I know the big question everyone is asking is what to do with the time-slots not filled with live programming?  That is actually pretty easy.  WWE has an endless catalogue documentaries, and an unparalleled library of wrestling.  Play edited versions of those.  Focus on specific wrestlers and show certain matches.  The last show before it comes back from hiatus can be a recap show, teasing what is to come.  While not an original, two hour wrestling show, it still provides wrestling.

The schedule also cuts down the number of PPVs to nine.  The “big four” are still in place and there is a concentration of them around Wrestlemania season.  There is 4-6 weeks between each PPV, making them once again important events, not just extended episodes of the weekly shows that cost $40-80.  I think having fewer PPVs would increase the revenue stream from this area.  Going with the concept of limited supply, people are more likely to buy when there is the feeling they cannot miss the possibility of a big event.  Currently, everyone knows there are 3-4 PPVs that can be ignored as nothing of note will happen.

I also included a PPV that is for NXT.  There was a huge gap in my original schedule and the NXT one slid in perfectly.  This should be a less expensive show and marketed for what it is; the developmental league of WWE.  Take it on the road, but go to a smaller venue.  Here you give the developmental roster the training and experience of doing a PPV and can gauge what a larger live audience thinks of them versus the narrow sample size of the Florida crowd (a la TNA’s Impact Zone problem).

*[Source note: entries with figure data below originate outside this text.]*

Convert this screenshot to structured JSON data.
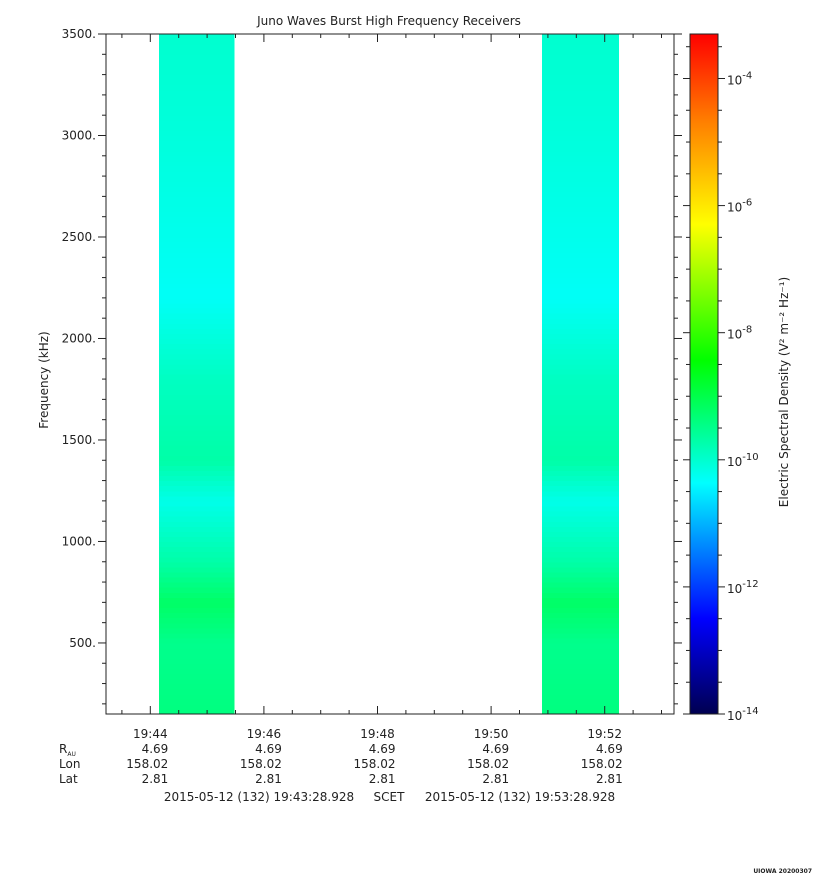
{
  "chart_data": {
    "type": "heatmap",
    "title": "Juno Waves Burst High Frequency Receivers",
    "ylabel": "Frequency (kHz)",
    "ylim": [
      150,
      3500
    ],
    "y_ticks": [
      {
        "value": 500,
        "label": "500."
      },
      {
        "value": 1000,
        "label": "1000."
      },
      {
        "value": 1500,
        "label": "1500."
      },
      {
        "value": 2000,
        "label": "2000."
      },
      {
        "value": 2500,
        "label": "2500."
      },
      {
        "value": 3000,
        "label": "3000."
      },
      {
        "value": 3500,
        "label": "3500."
      }
    ],
    "y_minor_step": 100,
    "x_range_minutes": [
      19.72,
      29.72
    ],
    "x_ticks": [
      {
        "minute": 20.5,
        "label": "19:44"
      },
      {
        "minute": 22.5,
        "label": "19:46"
      },
      {
        "minute": 24.5,
        "label": "19:48"
      },
      {
        "minute": 26.5,
        "label": "19:50"
      },
      {
        "minute": 28.5,
        "label": "19:52"
      }
    ],
    "x_minor_step_minutes": 0.5,
    "data_blocks": [
      {
        "start_minute": 20.65,
        "end_minute": 21.98,
        "level_exponent": -9.7
      },
      {
        "start_minute": 27.4,
        "end_minute": 28.75,
        "level_exponent": -9.7
      }
    ],
    "frequency_profile": [
      {
        "f": 150,
        "level": -9.4
      },
      {
        "f": 500,
        "level": -9.5
      },
      {
        "f": 700,
        "level": -9.2
      },
      {
        "f": 900,
        "level": -9.7
      },
      {
        "f": 1200,
        "level": -10.2
      },
      {
        "f": 1400,
        "level": -9.7
      },
      {
        "f": 1800,
        "level": -9.9
      },
      {
        "f": 2200,
        "level": -10.3
      },
      {
        "f": 3000,
        "level": -10.1
      },
      {
        "f": 3500,
        "level": -10.0
      }
    ],
    "colorbar": {
      "label": "Electric Spectral Density (V² m⁻² Hz⁻¹)",
      "range_exponent": [
        -14,
        -3.3
      ],
      "tick_exponents": [
        -14,
        -12,
        -10,
        -8,
        -6,
        -4
      ],
      "tick_base": "10",
      "tick_labels": [
        "-14",
        "-12",
        "-10",
        "-8",
        "-6",
        "-4"
      ],
      "colors": [
        "#000050",
        "#0000ff",
        "#00ffff",
        "#00ff00",
        "#ffff00",
        "#ff8000",
        "#ff0000"
      ]
    },
    "ephemeris": {
      "row_labels": [
        "R",
        "Lon",
        "Lat"
      ],
      "r_subscript": "AU",
      "rows": [
        [
          "4.69",
          "4.69",
          "4.69",
          "4.69",
          "4.69"
        ],
        [
          "158.02",
          "158.02",
          "158.02",
          "158.02",
          "158.02"
        ],
        [
          "2.81",
          "2.81",
          "2.81",
          "2.81",
          "2.81"
        ]
      ]
    },
    "footer": {
      "start": "2015-05-12 (132) 19:43:28.928",
      "label": "SCET",
      "end": "2015-05-12 (132) 19:53:28.928"
    },
    "stamp": "UIOWA 20200307"
  }
}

The other big thing I have done with the PPVs is remove the majority of the “gimmick PPVs” such as Money in the Bank, Elimination Chamber, and Hell in a Cell.  Specialty matches should be reserved for major events or blow-offs to serious feuds.  With the fewer PPVs, you need less “gimmicks” to get people to turn in by raising the importance of the fewer shows.  I would put Money in the Bank back on Wrestlemania and be one briefcase that gives the winner the option of going after either top level belt (creating rare crossover storyline potential).

Survivor Series, as many have pointed out, is the original gimmick PPV.  The show should go back to being just the traditional elimination tag matches to make it unique and standout.  I would have one none elimination tag match on the show as the main event.  The Elimination Chamber debuted at Survivor Series, and I would return it there, as it fits with the theme of the show.  I would comprise the match of three wrestlers each from Raw and Smackdown, with the winner getting a title shot at his respective brand’s top belt at Night of Champions.  Therefore, you have created a mini-Rumble to promote a rising star and gauge audience reaction.  It also gives the winner a taste of a main event program and see if they are ready for that level.  I would also do a Raw vs. Smackdown elimination match, allowing for the brand rivalry.

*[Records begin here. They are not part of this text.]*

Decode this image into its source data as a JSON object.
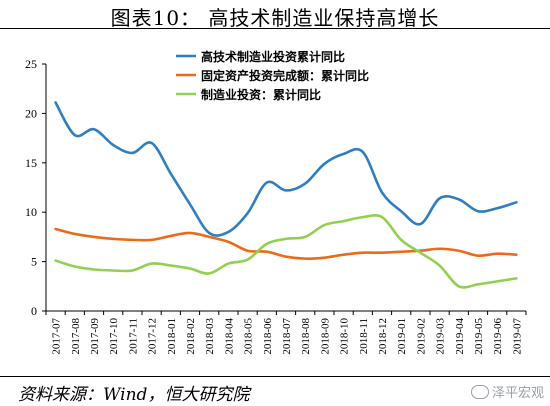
{
  "title": "图表10：  高技术制造业保持高增长",
  "source": "资料来源：Wind，恒大研究院",
  "watermark": "泽平宏观",
  "chart_data": {
    "type": "line",
    "x": [
      "2017-07",
      "2017-08",
      "2017-09",
      "2017-10",
      "2017-11",
      "2017-12",
      "2018-01",
      "2018-02",
      "2018-03",
      "2018-04",
      "2018-05",
      "2018-06",
      "2018-07",
      "2018-08",
      "2018-09",
      "2018-10",
      "2018-11",
      "2018-12",
      "2019-01",
      "2019-02",
      "2019-03",
      "2019-04",
      "2019-05",
      "2019-06",
      "2019-07"
    ],
    "ylim": [
      0,
      25
    ],
    "yticks": [
      0,
      5,
      10,
      15,
      20,
      25
    ],
    "legend_position": "top-center",
    "series": [
      {
        "name": "高技术制造业投资累计同比",
        "color": "#2f7ec1",
        "values": [
          21.1,
          17.8,
          18.4,
          16.8,
          16.0,
          17.0,
          13.9,
          10.8,
          7.9,
          8.0,
          9.9,
          13.0,
          12.2,
          12.9,
          14.9,
          15.9,
          16.1,
          12.0,
          10.1,
          8.8,
          11.4,
          11.3,
          10.1,
          10.4,
          11.0
        ]
      },
      {
        "name": "固定资产投资完成额：累计同比",
        "color": "#eb6b1c",
        "values": [
          8.3,
          7.8,
          7.5,
          7.3,
          7.2,
          7.2,
          7.6,
          7.9,
          7.5,
          7.0,
          6.1,
          6.0,
          5.5,
          5.3,
          5.4,
          5.7,
          5.9,
          5.9,
          6.0,
          6.1,
          6.3,
          6.1,
          5.6,
          5.8,
          5.7
        ]
      },
      {
        "name": "制造业投资：累计同比",
        "color": "#92d050",
        "values": [
          5.1,
          4.5,
          4.2,
          4.1,
          4.1,
          4.8,
          4.6,
          4.3,
          3.8,
          4.8,
          5.2,
          6.8,
          7.3,
          7.5,
          8.7,
          9.1,
          9.5,
          9.5,
          7.2,
          5.9,
          4.6,
          2.5,
          2.7,
          3.0,
          3.3
        ]
      }
    ]
  }
}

The year ends with a December 20th supershow, pre-recording the Raw and Smackdown for the coming week, and then letting the rosters have a two-week holiday break.  The final week of the year can be “Best of 2014″ clip shows for each brand, which leads into 2015 and a new year using the format.

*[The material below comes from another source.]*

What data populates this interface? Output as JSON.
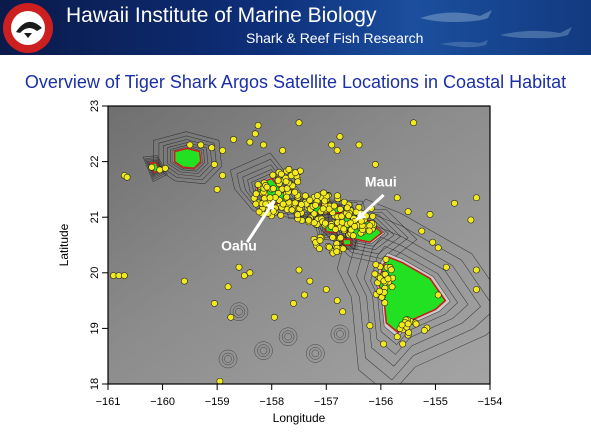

And there you have it ladies and gentlemen.  How I would “fix” the WWE in four steps.  I will admit they are not simple steps.  I admit there are several things I am not aware of that could impact this (for example, what agreements say about “original” programming they are required to provide).  But from a logical standpoint, this makes sense.  You still have at least two hours of new wrestling 51 weeks a year.  The wrestlers are getting some much needed, extended time-off, and PPVs are now made into “can’t miss” shows, which should increase the revenue each one produces.